Saturday, June 10, 2023

Drawing on the LCD screen to test functions I need - part 4

SCOPE REVIEW OF SIGNAL CORRECTNESS

There was a bit of delay working out how to get the scope probes on the jumpers, since both connectors where the jumpers plug in are tightly spaced. Plugging in my 2x7 cable for .5mm pins at 2mm spacing, I yanked the other connector off and gained access to the wire ends. 

Pin 4 is the SPI clock signal, pin 7 is the SPI MOSI signal and pin 5 accepts the SPI MISO signal. SPI Slave Select sits on pin 6 and will be useful for triggering although the actual slave select going to the LCD module comes from the FPGA side GPIO pins and not the SPI modules slave select logic. I had to do this to deal with the kludge protocol required to drive this LCD Module. 

I saw no signal activity at all. Nothing. The SPI module is not working or not being routed as it should out through the LTC pins. My program was supposedly looping writing command bytes to the module which should have toggled slave select, drove the clock, and output the bit pattern I wrote. 

DEBUGGING STEPS

My first thought was that it was the damnable poorly documented routing mechanisms for the Cyclone V and the Quartus toolchain. I went back to the tool and opened the pin planner. To my surprise, I found that the SPI signals were NOT connected to the Cyclone V chip in spite of the Platform Designer and Quartus statements directing this to happen.

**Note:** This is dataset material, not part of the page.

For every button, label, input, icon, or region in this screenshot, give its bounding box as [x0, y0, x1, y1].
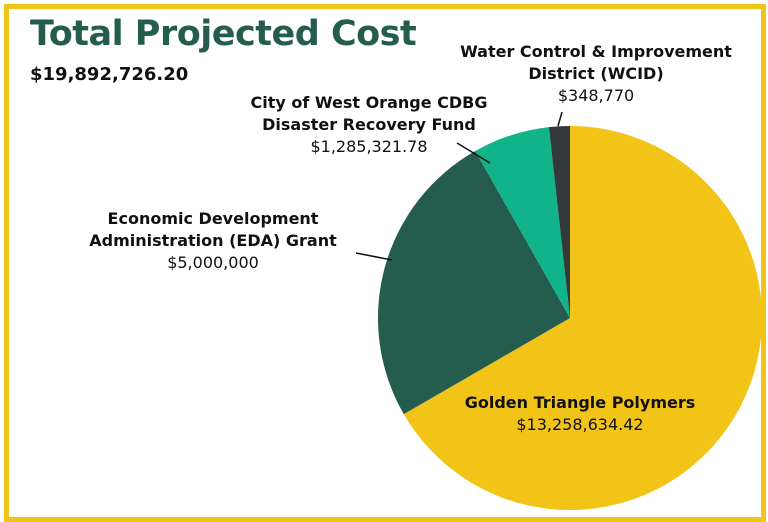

I look at the table and noticed that the pins listed for the SPI master in pin planner were different from the table in the user manual. I then opened my master spreadsheet of all the signals and routing for the Cyclone V chip to dig into it. To my surprise, I discovered that the SPI master connected to the LTC connector was not SPIM0 as I expected and configured - the primary SPI controller - but SPIM1 a second controller. 

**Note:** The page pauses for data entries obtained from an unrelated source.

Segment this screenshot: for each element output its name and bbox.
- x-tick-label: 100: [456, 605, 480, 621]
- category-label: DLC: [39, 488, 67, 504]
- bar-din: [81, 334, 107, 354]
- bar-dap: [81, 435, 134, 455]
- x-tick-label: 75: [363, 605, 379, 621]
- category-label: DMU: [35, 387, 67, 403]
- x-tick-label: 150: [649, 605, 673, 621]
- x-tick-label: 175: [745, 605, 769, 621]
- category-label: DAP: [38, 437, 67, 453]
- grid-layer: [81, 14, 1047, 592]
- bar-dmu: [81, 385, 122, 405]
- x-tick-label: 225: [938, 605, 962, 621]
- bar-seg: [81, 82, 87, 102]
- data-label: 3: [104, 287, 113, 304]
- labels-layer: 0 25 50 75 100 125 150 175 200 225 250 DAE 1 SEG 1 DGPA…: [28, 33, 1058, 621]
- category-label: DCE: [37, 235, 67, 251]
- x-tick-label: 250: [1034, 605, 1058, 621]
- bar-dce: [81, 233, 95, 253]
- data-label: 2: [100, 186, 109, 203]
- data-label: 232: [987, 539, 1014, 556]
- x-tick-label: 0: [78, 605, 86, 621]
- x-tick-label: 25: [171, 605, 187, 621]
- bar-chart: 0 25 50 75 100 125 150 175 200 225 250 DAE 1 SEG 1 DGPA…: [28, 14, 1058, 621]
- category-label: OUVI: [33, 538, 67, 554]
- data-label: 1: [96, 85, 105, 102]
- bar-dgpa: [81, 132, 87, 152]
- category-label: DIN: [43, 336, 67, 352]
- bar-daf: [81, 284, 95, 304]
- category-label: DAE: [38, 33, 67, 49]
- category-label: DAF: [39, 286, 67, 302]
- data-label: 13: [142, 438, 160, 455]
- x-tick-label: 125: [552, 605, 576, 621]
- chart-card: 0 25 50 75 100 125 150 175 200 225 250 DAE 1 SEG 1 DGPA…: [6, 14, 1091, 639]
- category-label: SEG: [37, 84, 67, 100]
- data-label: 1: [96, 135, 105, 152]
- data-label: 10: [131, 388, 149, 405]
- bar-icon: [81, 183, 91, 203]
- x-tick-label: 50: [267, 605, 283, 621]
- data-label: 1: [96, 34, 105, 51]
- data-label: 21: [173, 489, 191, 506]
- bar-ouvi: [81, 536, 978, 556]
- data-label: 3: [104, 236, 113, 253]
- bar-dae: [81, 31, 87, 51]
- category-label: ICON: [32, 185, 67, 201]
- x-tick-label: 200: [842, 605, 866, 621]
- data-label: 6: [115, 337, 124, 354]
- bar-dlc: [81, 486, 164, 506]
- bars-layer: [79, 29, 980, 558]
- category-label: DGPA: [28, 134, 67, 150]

As you can see, neither the table nor the diagram that sits above it has bothered to distinguish which of the two SPI masters is involved. The signal name HPS_SPIM_MOSI is not a real signal name, there are instead HPS_SPIM0_MOSI and HPS_SPIM1_MOSI and had some lazy so and so bothered to type the number I would have saved quite a bit of time digging into this. 

This is why I had some activity when my earlier design had routed the SPIM0 signals out to the FPGA and to GPIO pins. That method required me to introduce IO Buffer blocks which introduced delays in the signals, which was the impetus for me to switch over to the LTC connections instead.

I can change routing to get the SPIM1 routed to the LTC pins, replacing SPIM0. I would also need to change the offset I use to access the SPI control registers in memory, as SPIM1 is mapped to a different range of addresses. 

The remaining potential issue is that there is a Linux driver enabled for SPIM1 according to the device tree blob file. I used the dtc compiler to access this, vi to change spim1 to disabled, the compiler to format as a blob and was able get Linux to boot properly.

RESULTS OF SWITCH TO THE SPIM1 CONTROLLER

Still no signals showing up on the oscilloscope while the program is looping writing to the SPI channel. I realize that the device tree had listed a specific peripheral using SPI as attached to SPIM1 which may cause the driver to still interfere. My next change will be removal of this device mention in the device tree. 

For diagnosis, I began to litter the code with diagnostic printf statements so that I can validate every address being used. I also accessed and displayed lots of values to demonstrate that I have done what I expected to accomplish.